Rev. Rul. 84-88

1984-1 C.B. 141, 1984-25 I.R.B. 13.

                       Internal Revenue Service
                                 Revenue Ruling

                         DEPLETION;  ECONOMIC INTEREST

                            Published: June 18, 1984

Section 611. - -Allowance of Deduction for Depletion, 26 CFR 1.611-1:  Allowance of deduction for depletion.

  Depletion;  economic interest.  A mining company as operator has an economic interest under an agreement that requires the delivery of all extracted coal to the owner, who applies additional mining processes and shares the proceeds received on the sale of the processed coal at specified percentages.  A stated minimum amount payable to the operator did not negate the economic interest under the specific facts of the case.

ISSUE

  Does taxpayer possess an economic interest in coal under section 1.611- 1(b)(1) of the Income Tax Regulations under the circumstances described below?

FACTS

  The owner of coal properties (X) and a mining company (taxpayer) entered into an agreement by which X granted the taxpayer the exclusive right to mine coal from the specified coal seams until all coal has been mined.  The taxpayer is required to deliver all of the coal produced to X who applies only mining processes as defined in section 613(c)(4)(A) of the Internal Revenue Code and sells the processed coal to others.

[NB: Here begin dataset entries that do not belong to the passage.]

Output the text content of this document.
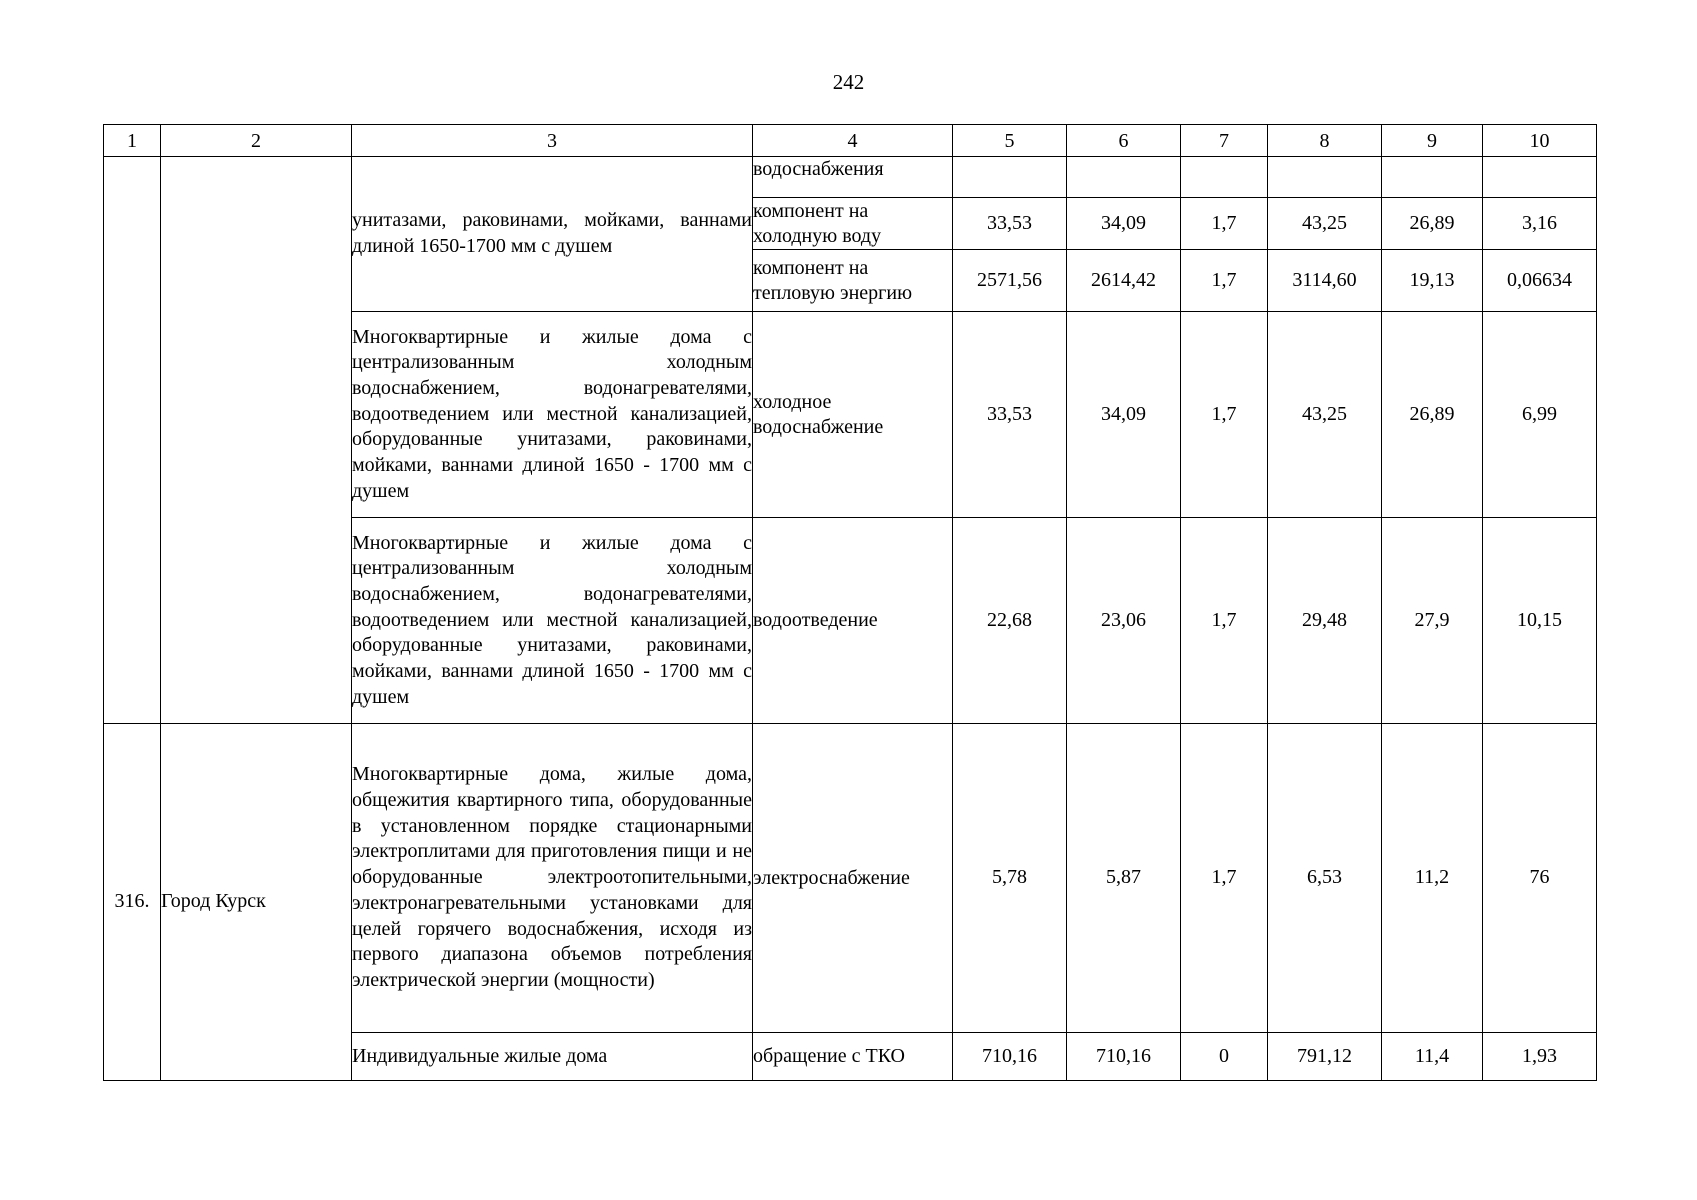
242
1	2	3	4	5	6	7	8	9	10
		унитазами, раковинами, мойками, ваннами длиной 1650-1700 мм с душем	водоснабжения						
			компонент на холодную воду	33,53	34,09	1,7	43,25	26,89	3,16
			компонент на тепловую энергию	2571,56	2614,42	1,7	3114,60	19,13	0,06634
		Многоквартирные и жилые дома с централизованным холодным водоснабжением, водонагревателями, водоотведением или местной канализацией, оборудованные унитазами, раковинами, мойками, ваннами длиной 1650 - 1700 мм с душем	холодное водоснабжение	33,53	34,09	1,7	43,25	26,89	6,99
		Многоквартирные и жилые дома с централизованным холодным водоснабжением, водонагревателями, водоотведением или местной канализацией, оборудованные унитазами, раковинами, мойками, ваннами длиной 1650 - 1700 мм с душем	водоотведение	22,68	23,06	1,7	29,48	27,9	10,15
316.	Город Курск	Многоквартирные дома, жилые дома, общежития квартирного типа, оборудованные в установленном порядке стационарными электроплитами для приготовления пищи и не оборудованные электроотопительными, электронагревательными установками для целей горячего водоснабжения, исходя из первого диапазона объемов потребления электрической энергии (мощности)	электроснабжение	5,78	5,87	1,7	6,53	11,2	76
		Индивидуальные жилые дома	обращение с ТКО	710,16	710,16	0	791,12	11,4	1,93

  The agreement provides that the taxpayer mine the coal in return for a 70- percent share of the net proceeds of the processed coal sold.  The agreement further provides that the taxpayer will receive a minimum amount of $22x on each ton of the first 1000y tons of coal processed and sold.  This minimum amount will be paid to the taxpayer by X on each ton of the first 1000y tons that are processed and sold if 70 percent of the net proceeds is less than such minimum amount.  However, in no event, will X pay the taxpayer more than the net proceeds of any sale.  Furthermore, at the time they entered into the agreement, the coal reserves were 5000y tons.  The agreement also provides that X will be entitled to recoup, out of the taxpayer's 70 percent share of net proceeds in excess of $22x, any amounts that X previously paid to the taxpayer that exceeded 70 percent of the net proceeds.

LAW AND ANALYSIS

  Section 1.611-1(b)(1) of the regulations provides for annual depletion deductions to the owner of an economic interest in mineral deposits.  An economic interest is possessed when the taxpayer has acquired by investment an interest in mineral in place and secures, by any form of legal relationship income derived from the extraction of the mineral to which he must look for a return of his capital.

  For the taxpayer to have an economic interest in minerals in place, it is essential that the consideration received for the minerals, under the terms of an agreement, represents literally a share of the minerals extracted or proceeds from their sales, and that the taxpayer be dependent upon such consideration for a return of his capital.  See Palmer v. Bender, 287 U.S. 551 (1933), XII-1 C.B. 235 (1933).

  In Rev. Rul. 74-469, 1974-2 C.B. 177, a lessee under various mineral leases, with the right to extract and sell certain minerals, granted to Y the right to mine such minerals to exhaustion.  Y had the burden of extracting the minerals from the ground and delivering them to a stockpile.  Lessee had the burden of transporting and processing the minerals and of paying all production royalties. Upon severance from the ground all minerals became the property of lessee and Y individually in specified shares, and an independent agent sold the minerals on the open market for the accounts of lessee and Y.  Rev. Rul. 74-469 holds that both lessee and Y obtained an economic interest in their respective shares of the minerals in place.

  The situation in this ruling differs from that in Rev. Rul. 74-469 in that (1) the taxpayer does not have the right to sell its share of the coal produced because the coal is to be delivered to X who sells the coal after processing, and (2) the taxpayer receives 70 percent of the net proceeds from the sale of the processed coal, but not less than $22x per ton (or the net proceeds, if less than $22x) for a specified basic tonnage.  Nevertheless, the taxpayer acquired from X separate contractual rights to mine coal to exhaustion and to look to the sale of the coal for the return of its investment.  The income to the taxpayer is dependent solely on the eventual sale of the coal. Therefore, the taxpayer has acquired an economic interest in the coal in place under section 1.611-1(b)(1) of the regulations.

HOLDING

  The taxpayer possesses an economic interest in coal in place under section 1.611-1(b)(1) of the regulations.

Rev. Rul. 84-88, 1984-1 C.B. 141, 1984-25 I.R.B. 13.